Mixed UK market outlook

05 July 2012

UK contractor Taylor Wimpey has issued a confident trading update despite challenging conditions in its domestic market, while Carillion is less optimistic about the country's short-term construction prospects.

On the one hand, support services company Carillion, which also has business divisions in the Middle East and North America, said it was continuing to scale down its UK construction services operations in line with the "shrinking market".

Carillion said, "The size of the UK market continues to reduce, primarily because of the substantial cuts being made by the UK Government to capital investment under its spending plans for the period 2010/2011 to 2014/2015. We therefore continue to re-scale our UK activities by being very selective in terms of the projects for which we bid.

"Over the medium term, we continue to expect new opportunities to come from the UK government's £250 billion (€311 billion), five-year National Infrastructure Plan, of which up to some 70% is to be privately financed."

Stable conditions

In contrast, housing developer Taylor Wimpey said the UK market remained stable throughout the first half of the year, and it expected to report improvements across all key financial metrics in its six month results.
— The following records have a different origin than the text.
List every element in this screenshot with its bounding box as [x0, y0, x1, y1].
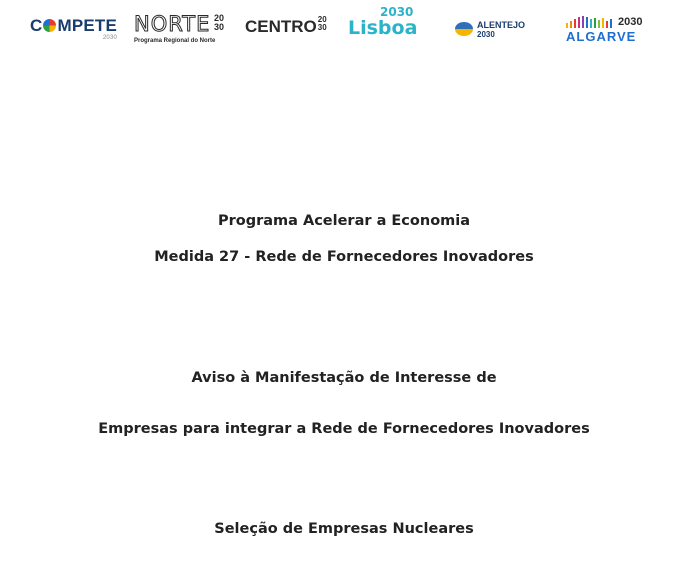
- program-title: Programa Acelerar a Economia: [217, 213, 471, 229]
- compete-logo-text-end: MPETE: [57, 16, 118, 35]
- centro-logo-year-bottom: 30: [317, 23, 327, 32]
- norte-logo: [134, 12, 225, 44]
- alentejo-logo-year: 2030: [477, 30, 495, 39]
- algarve-logo-word: ALGARVE: [566, 29, 637, 44]
- alentejo-logo-sun-icon: [455, 22, 473, 36]
- compete-logo: [30, 16, 118, 41]
- algarve-logo-year: 2030: [618, 16, 643, 28]
- notice-title-line-2: Empresas para integrar a Rede de Fornecedores Inovadores: [98, 421, 590, 437]
- centro-logo-year-top: 20: [317, 15, 327, 24]
- compete-logo-year: 2030: [102, 35, 118, 41]
- centro-logo: [245, 16, 330, 37]
- measure-title: Medida 27 - Rede de Fornecedores Inovadores: [154, 249, 534, 265]
- partner-logos-bar: [0, 0, 688, 56]
- norte-logo-year-top: 20: [214, 13, 225, 23]
- algarve-logo-bars-icon: [566, 16, 616, 28]
- norte-logo-word: NORTE: [134, 12, 211, 36]
- lisboa-logo-word: Lisboa: [348, 17, 418, 39]
- centro-logo-year: [318, 16, 330, 32]
- notice-title-line-1: Aviso à Manifestação de Interesse de: [191, 370, 497, 386]
- compete-logo-text-start: C: [30, 16, 43, 35]
- centro-logo-word: CENTRO: [245, 17, 317, 36]
- alentejo-logo-word: ALENTEJO: [477, 20, 526, 30]
- norte-logo-subtitle: Programa Regional do Norte: [134, 38, 216, 44]
- selection-title: Seleção de Empresas Nucleares: [214, 521, 474, 537]
- norte-logo-year-bottom: 30: [214, 22, 225, 32]
- lisboa-logo-year: 2030: [380, 5, 414, 19]
- norte-logo-year: [214, 14, 228, 32]
- lisboa-logo: [348, 5, 418, 39]
- compete-logo-circle-icon: [43, 19, 56, 32]
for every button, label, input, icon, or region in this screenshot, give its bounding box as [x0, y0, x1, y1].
The company said, "In the short term, assuming that current stable UK housing market conditions continue, we expect to continue to achieve improved performance period on period and to deliver full year returns in 2012 that are ahead of our cost of capital and in line with our expectations. Should market conditions weaken, our high quality land portfolio, increased order book and strong balance sheet put us in a strong position."

Construction products decline

Meanwhile, on the equipment manufacturing side, the UK Construction Products Association's latest State of Trade survey indicated that product manufacturers suffered from a slowdown in sales in the second quarter and are "extremely concerned" about demand.

Construction Products Association senior economist Kelly Forrest said, "With public sector cutting spending and private sector construction adversely affected by events in the Eurozone, it is unfortunately unsurprising to see product sales affected in the second quarter.

The survey results showed that 25% of heavy equipment manufacturers reported that second quarter sales fell compared with the first quarter, and compared with a year ago. But 20% of light product manufacturers, which tend to be used later in the construction process, said sales continued to rise in the second quarter.

Challenging second half

However, Ms Forrest said the fall in heavy side sales suggested that the second half of the year would become increasingly challenging. Nearly all of the firms responding to the survey expressed concern about the strength of demand over the next 12 months.

"Despite recent falls in oil and commodity prices, cost inflation continues to be a serious issue for product manufacturers." She said that 84% of heavy side firms and 62% of light side firms had reported that costs had continued to rise as long-term contracts had ensured that recent price falls had not fed through yet. She added that the export market was at least continuing to offset subdued domestic demand to some extent.